Paroxysmal Nocturnal Hemoglobinuria Results from Initial Clonal PIG-a Mosaicism

The pathogenesis of PNH involves alteration of at least one HSC clone, characterized by a somatic mutation in the PIG-A gene. The resulting phenotype appears to offer a growth advantage over other unaffected HSCs, yet the failure of PIG-A mutant clones to expand in animal models suggests that additional factors are necessary for the development of PNH. The association of PNH with aplastic anemia (AA) is evidence of selection pressure by immune attack, but secondary hits in additional genes may also be clonally acquired to render PNH clones competitive irrespective of immune pressure. With the advent of NGS, clonal architecture analysis has been revolutionized. Yet, despite increased resolution, NGS is hampered by the presence of normal/non-clonal cells at varying frequencies in the sequenced sample, often decreasing the detection threshold and precluding recognition of subclonal mosaicism.

To study these issues in PNH, 133 patients with PNH (N=33), AA (N=33), and AA/PNH (N=67) were sequenced using deep targeted NGS covering all exons of the PIG-A gene. All patients had a detectable PNH clone by flow cytometry, with the mean WBC clone size of 0.22% in AA, 27.4% in AA/PNH, and 77.1% in PNH. 223 PIG-A mutations were identified in this cohort; 35% were frameshift mutations, 34% missense, 14% splice site, 13% nonsense, and 3% non-frameshift. In unpurified blood, PIG-A mutations were found in 27/33 (82%) of PNH patients, 36/67 (54%) of AA/PNH, and 2/33 (6%) of AA, with a clear association between PNH clone size and the ability to detect mutations by NGS (P<0.0001). In DNA extracted from cells flow sorted by FLAER negativity, detection rates were 26/29 (90%), with an average of nearly 3 mutations per patient, indicating that mechanisms such as microdeletions may affect as many as 10% of PNH or AA/PNH patients and that clonal mosaicism is common. Our results also show that indeed type III and II PNH cells are derived from 2 distinct clones, each with a distinct mutation.

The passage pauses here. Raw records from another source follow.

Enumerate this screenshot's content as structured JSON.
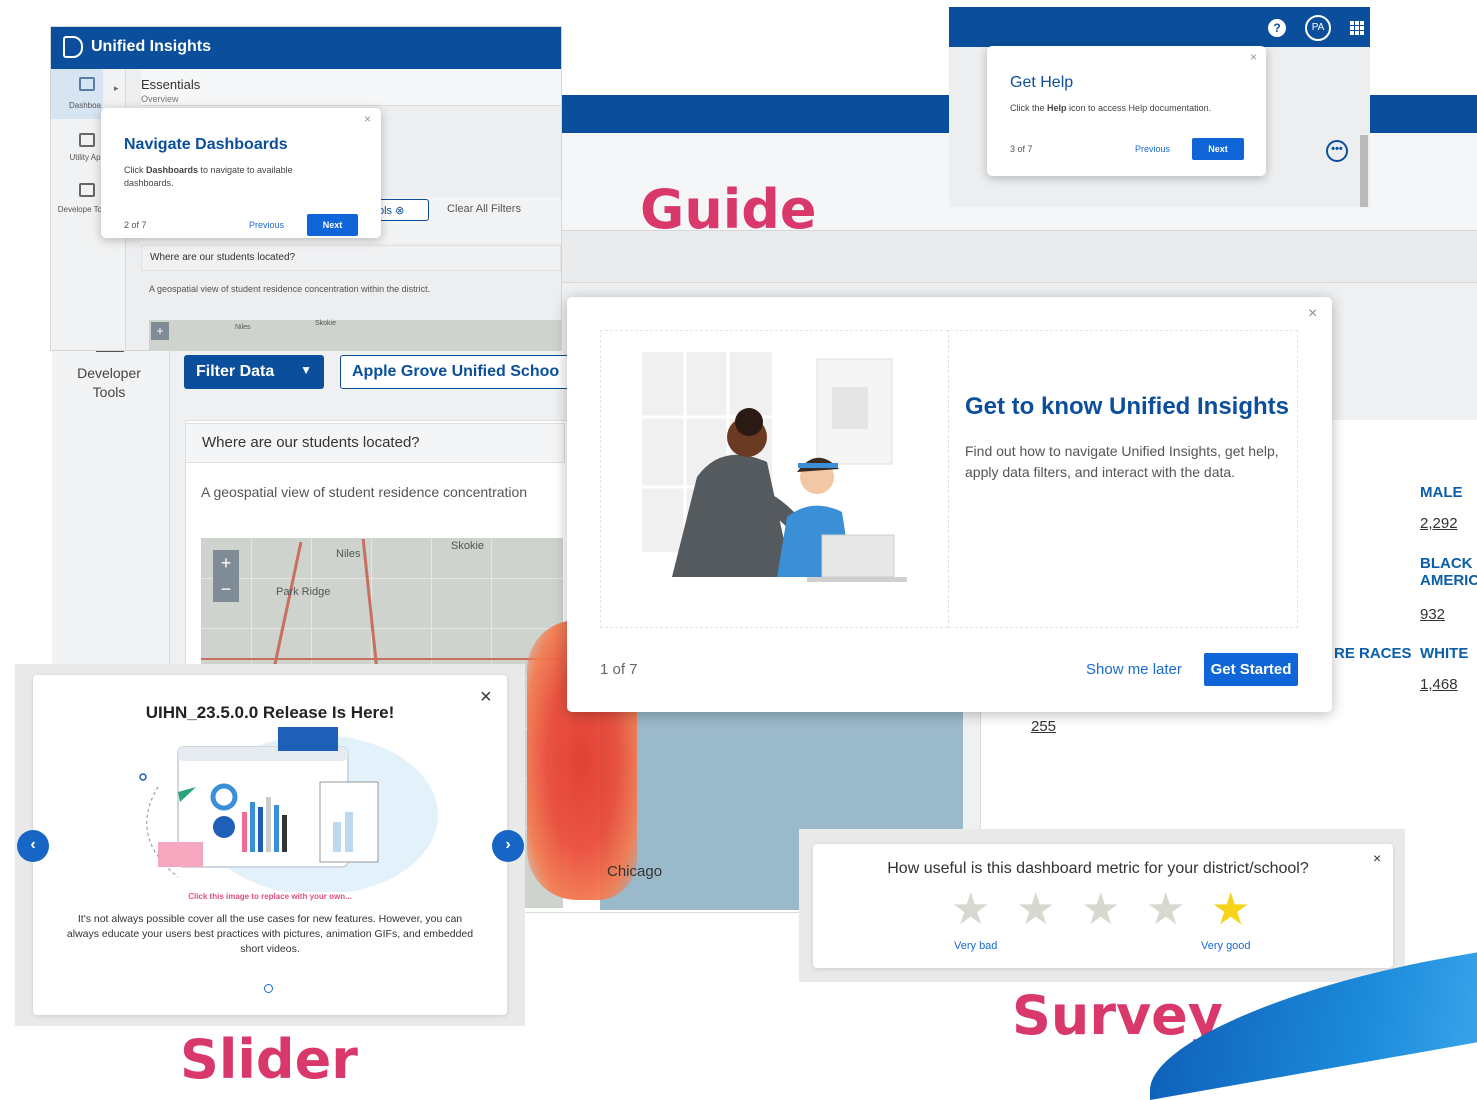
{
  "colors": {
    "primary": "#0b4f9c",
    "button": "#1066d8",
    "tag": "#d8386a",
    "star_active": "#f7d419",
    "star_inactive": "#d6d9cf"
  },
  "top_left_window": {
    "app_title": "Unified Insights",
    "breadcrumb_title": "Essentials",
    "breadcrumb_sub": "Overview",
    "sidebar": [
      {
        "label": "Dashboa",
        "icon": "dashboard-icon"
      },
      {
        "label": "Utility Ap",
        "icon": "briefcase-icon"
      },
      {
        "label": "Develope Tools",
        "icon": "code-icon"
      }
    ],
    "chip_label": "ols",
    "clear_all": "Clear All Filters",
    "card_title": "Where are our students located?",
    "card_desc": "A geospatial view of student residence concentration within the district.",
    "map_labels": [
      "Niles",
      "Skokie"
    ],
    "tooltip": {
      "heading": "Navigate Dashboards",
      "body_pre": "Click ",
      "body_bold": "Dashboards",
      "body_post": " to navigate to available dashboards.",
      "step": "2 of 7",
      "prev": "Previous",
      "next": "Next"
    }
  },
  "top_right_window": {
    "avatar": "PA",
    "help_icon_glyph": "?",
    "tooltip": {
      "heading": "Get Help",
      "body_pre": "Click the ",
      "body_bold": "Help",
      "body_post": " icon to access Help documentation.",
      "step": "3 of 7",
      "prev": "Previous",
      "next": "Next"
    }
  },
  "tags": {
    "guide": "Guide",
    "slider": "Slider",
    "survey": "Survey"
  },
  "dashboard": {
    "dev_tools_label": "Developer Tools",
    "filter_button": "Filter Data",
    "school_chip": "Apple Grove Unified Schoo",
    "card_title": "Where are our students located?",
    "card_desc": "A geospatial view of student residence concentration",
    "map_labels": [
      "Niles",
      "Skokie",
      "Park Ridge",
      "Chicago"
    ],
    "metrics": [
      {
        "label": "MALE",
        "value": "2,292"
      },
      {
        "label": "BLACK AMERIC",
        "value": "932"
      },
      {
        "label": "RE RACES",
        "value": ""
      },
      {
        "label": "WHITE",
        "value": "1,468"
      }
    ],
    "extra_value": "255"
  },
  "modal": {
    "heading": "Get to know Unified Insights",
    "body": "Find out how to navigate Unified Insights, get help, apply data filters, and interact with the data.",
    "step": "1 of 7",
    "later": "Show me later",
    "start": "Get Started"
  },
  "slider": {
    "title": "UIHN_23.5.0.0 Release Is Here!",
    "caption": "Click this image to replace with your own...",
    "body": "It's not always possible cover all the use cases for new features. However, you can always educate your users best practices with pictures, animation GIFs, and embedded short videos."
  },
  "survey": {
    "question": "How useful is this dashboard metric for your district/school?",
    "low_label": "Very bad",
    "high_label": "Very good",
    "rating": 5,
    "max_rating": 5
  }
}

To examine disease pathogenesis, we studied 47 patients longitudinally using both PNH flow and deep sequencing. Serial testing illustrates possible modes of evolution: mutations can fluctuate in the contribution to clonal burden over time with the variant allelic frequency of some mutations increasing while others decrease. Linear regression of the number of mutations vs . time from diagnosis suggests that in AA/PNH (N=29), the number of mutant clones detected increases over time (P=.012) while in classic PNH (N=18) the trend is reversed, as the number of mutations detected decreases (P<.0001) and a dominant clone emerges to supply a majority of blood cells.

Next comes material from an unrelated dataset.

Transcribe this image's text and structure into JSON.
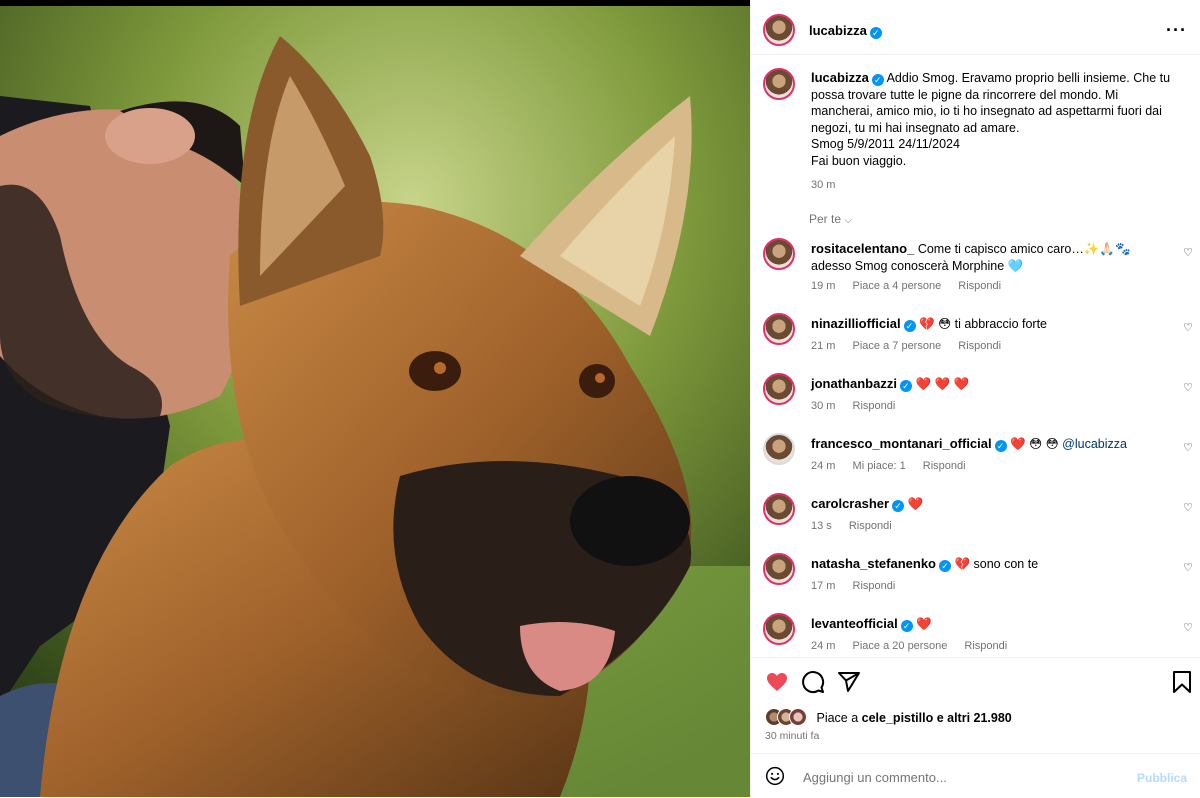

Traditionally, PNH has been considered a monoclonal disease in which a PIG-A mutant HSC clone can outcompete normal hematopoiesis within the context of permissive conditions. Using deep NGS, our results clearly indicate that while a single clone ultimately may dominate, PNH begins as oligoclonal process with the eventual emergence of the most competitive HSC clone(s) populating hematopoietic space. Initially, an environment that "favors" a state of GPI-anchor deficiency thereby allows multiple clones to evolve. Over time, the most "fit" PNH HSC clones dominate, resulting in monoclonality. In addition, our results confirm the presence of distinct mutations with corresponding phenotype through sequencing of sorted type II and type III PNH cells. Clonal drift may also be observed, likely through a newly acquired advantage of one clone within the available pool of GPI-deficient PIGA mutant clones. Our previous work indicated that acquisition of additional enabling mutations results in a more complex clonal architecture comparable to that seen in MDS, an intrinsic mechanism of the selection process that involves mutations in genes altered in MDS. Additional intrinsic hits also explain patient-specific kinetics of PNH evolution and apparent independence of established PNH from the effect of immunosuppression. Thus, while immune selection may provide initial conditions favorable for oligoclonal PNH evolution, once pressure is relieved, intrinsic factors can lead to PNH monoclonality. Alternative mechanisms could include loss of dominance by exhaustion, senescence, or telomere shortening.

In sum, our study clearly demonstrates initial polyclonality early in the pathogenesis of PNH with selection of dominant clones during disease duration.